The Nutrition in Corn Flour


 by Natalie Stein

Corn flour can be the main ingredient in corn muffins or corn bread or a thickener in gravies or chowders; it's also a variation on the wheat flour in regular recipes. The nutritional values for white and yellow corn flour are similar, and either one can be part of a balanced diet.
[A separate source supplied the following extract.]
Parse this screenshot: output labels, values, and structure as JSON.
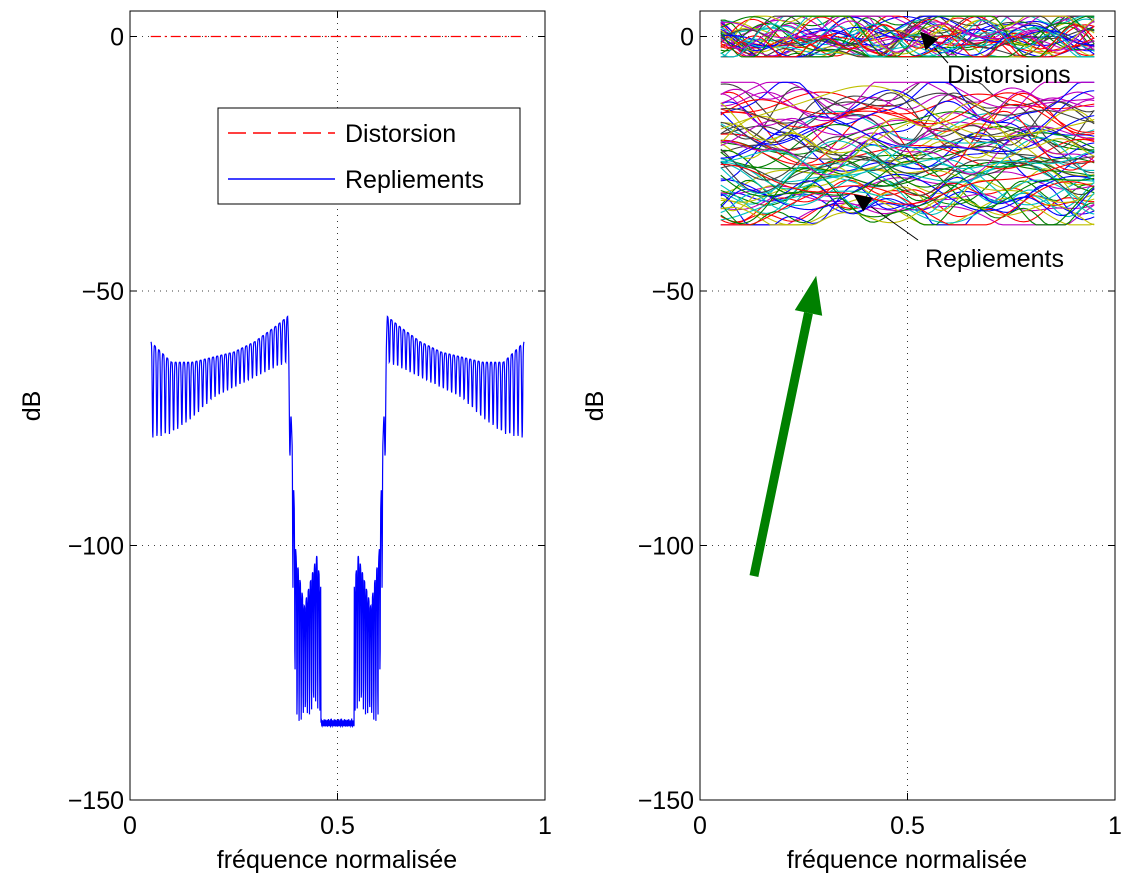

Corn flour can be the main ingredient in corn muffins or corn bread or a thickener in gravies or chowders; it's also a variation on the wheat flour in regular recipes. The nutritional values for white and yellow corn flour are similar, and either one can be part of a balanced diet. Corn flour is healthiest when you consume it in moderation along with nutrient-dense foods.

Nutritional Overview

A cup of enriched yellow corn flour has 416 calories and 4.4 grams of total fat, with almost no saturated fat. It has 11 grams of protein and 89 grams of total carbohydrates, including 75 grams of starches. This amount of the flour provides 7.3 grams of dietary fiber, which can help lower your cholesterol levels and may reduce your risk of constipation. Corn flour is cholesterol free and a source of the phytonutrients and antioxidants called lutein and zeaxanthin, according to the Linus Pauling Institute Micronutrient Information Center.

Nutrients From Enrichment

Some of the nutrients are lost from whole grains during the refinement process; and enriched grains, such as enriched corn flour, have some nutrients added back in so that the final product contains at least as much as the original whole grain. Enriched grains must contain high levels of thiamin or vitamin B-1, riboflavin or vitamin B-2, niacin or vitamin B-3, folate and iron, according to the 2010 Dietary Guidelines from the U.S. Department of Health and Human Services. A cup of enriched corn flour has 9 milligrams of iron, 1.8 milligrams of thiamin, 0.9 milligrams of riboflavin, 11 milligrams of niacin and 238 micrograms of folate, or at least half the daily value for these nutrients.

Sodium

Corn flour is naturally low in sodium, with 6 milligrams in a cup of enriched yellow corn flour. A low-sodium diet can help prevent high blood pressure or help you lower your blood pressure if you already have hypertension. The recommendation is for healthy adults to have no more than 2,300 milligrams sodium and for hypertensive individuals to stick to 1,500 milligrams per day.

Other Nutrients

Magnesium and potassium are necessary for regulating blood pressure, and a cup of enriched yellow corn flour has 106 milligrams of magnesium, or 27 percent of the daily value specified for healthy adults in the 2010 Dietary Guidelines for Americans, as well as 300 milligrams potassium, or nearly 8 percent of the minimum of 4,700 milligrams of potassium per day. Selenium is a mineral that promotes the antioxidant activity of vitamins C and E in your body, and the flour has 16 milligrams of selenium, or 23 percent of the daily value.